Михаил Талалай – Неизвестный Бунин (страница 33)
На таком же контрасте построены и два рассказа, опубликованные Буниным вместе под общим заглавием: «Псальма и сказка»300. В первом – поэтичный образ украинского лирника, во втором – русский мужик-«сказочник», способный лишь на пошлые и бездарные выдумки, не помнящий и не знающий ничего из прошлого своего народа и его культуры. Русской деревне противопоставляет Бунин (правда лишь мельком) и деревню белорусскую («Жизнь Арсеньева»).
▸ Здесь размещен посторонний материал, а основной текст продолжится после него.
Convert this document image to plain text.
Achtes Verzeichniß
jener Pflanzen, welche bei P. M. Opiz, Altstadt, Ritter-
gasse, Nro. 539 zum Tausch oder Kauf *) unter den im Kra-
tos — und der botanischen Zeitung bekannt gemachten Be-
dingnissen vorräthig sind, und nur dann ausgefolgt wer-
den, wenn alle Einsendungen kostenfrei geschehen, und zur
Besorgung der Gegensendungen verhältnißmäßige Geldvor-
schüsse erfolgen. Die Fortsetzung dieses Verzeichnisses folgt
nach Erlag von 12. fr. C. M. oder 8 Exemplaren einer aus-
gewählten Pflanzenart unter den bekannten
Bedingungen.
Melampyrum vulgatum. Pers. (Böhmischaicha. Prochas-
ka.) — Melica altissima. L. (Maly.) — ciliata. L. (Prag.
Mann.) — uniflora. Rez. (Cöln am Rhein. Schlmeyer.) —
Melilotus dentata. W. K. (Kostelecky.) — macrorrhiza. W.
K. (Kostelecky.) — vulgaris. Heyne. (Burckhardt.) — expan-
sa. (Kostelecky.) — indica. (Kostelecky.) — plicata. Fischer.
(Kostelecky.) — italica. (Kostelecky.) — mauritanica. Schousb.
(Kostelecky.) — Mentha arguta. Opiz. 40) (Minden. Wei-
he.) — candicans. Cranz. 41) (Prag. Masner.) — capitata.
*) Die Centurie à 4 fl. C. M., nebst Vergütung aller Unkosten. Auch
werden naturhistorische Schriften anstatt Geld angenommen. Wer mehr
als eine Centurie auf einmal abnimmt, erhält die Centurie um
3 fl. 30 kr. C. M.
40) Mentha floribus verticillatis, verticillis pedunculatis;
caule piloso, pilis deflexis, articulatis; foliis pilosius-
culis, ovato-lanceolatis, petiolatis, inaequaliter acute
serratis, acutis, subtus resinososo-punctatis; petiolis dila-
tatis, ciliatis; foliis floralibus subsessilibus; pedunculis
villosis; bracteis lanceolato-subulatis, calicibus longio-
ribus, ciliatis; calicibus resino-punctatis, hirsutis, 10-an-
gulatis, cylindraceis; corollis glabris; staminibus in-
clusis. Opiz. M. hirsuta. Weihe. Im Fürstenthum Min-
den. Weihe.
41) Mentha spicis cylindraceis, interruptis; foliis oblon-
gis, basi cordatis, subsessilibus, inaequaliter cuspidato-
Неприглядный быт русской деревни и образ жизни русского мужика Бунин, таким образом, объясняет его национальным характером. И характер этот у Бунина (как и в статье Горького «Две души») определяется в значительной степени двойственной (и оттого загадочной) природой русского человека: европейски-азиатской. (Об этой двойственности много думали и писали и Вл. Соловьев, и Белый, и Ремизов, и Блок, и Брюсов и многие другие; можно сказать, что тема азиатчины была одной из центральных в русской культуре начала века – идеи панмонголизма, скифства и т. д.). Древнюю Киевскую Русь Бунин оплакивал и любил до самозабвения, азиатчину ненавидел. «Есть два типа в народе, – читаем в его дневнике, – в одном преобладает Русь, в другом – Чудь, Меря»301. Он с тревогой замечал, что всё более уходит в безвозвратное прошлое всё то прекрасное и светлое, что было в Древней Руси, и всё более начинает преобладать азиатчина. «Теперь-то уж и впрямь шабаш, – во весь дух ломим назад, в Азию!» – восклицает «базарный вольнодумец и чудак, старик-гармонист» Балашкин в «Деревне» (Пг. V. 66).
Символом азиатчины в русской жизни у Бунина постоянно выступает пыль (пыль, которая постоянно ассоциируется со скукой и неподвижностью, см., например, рассказ «Пыль»), та самая пыль, которая покрывает остатки некогда великих древних городов Востока (Восток побежденный Азией) и которая проходит доминантой через все бунинские «путевые поэмы». Пыль – это последняя стадия энтропии, властвующей в мире.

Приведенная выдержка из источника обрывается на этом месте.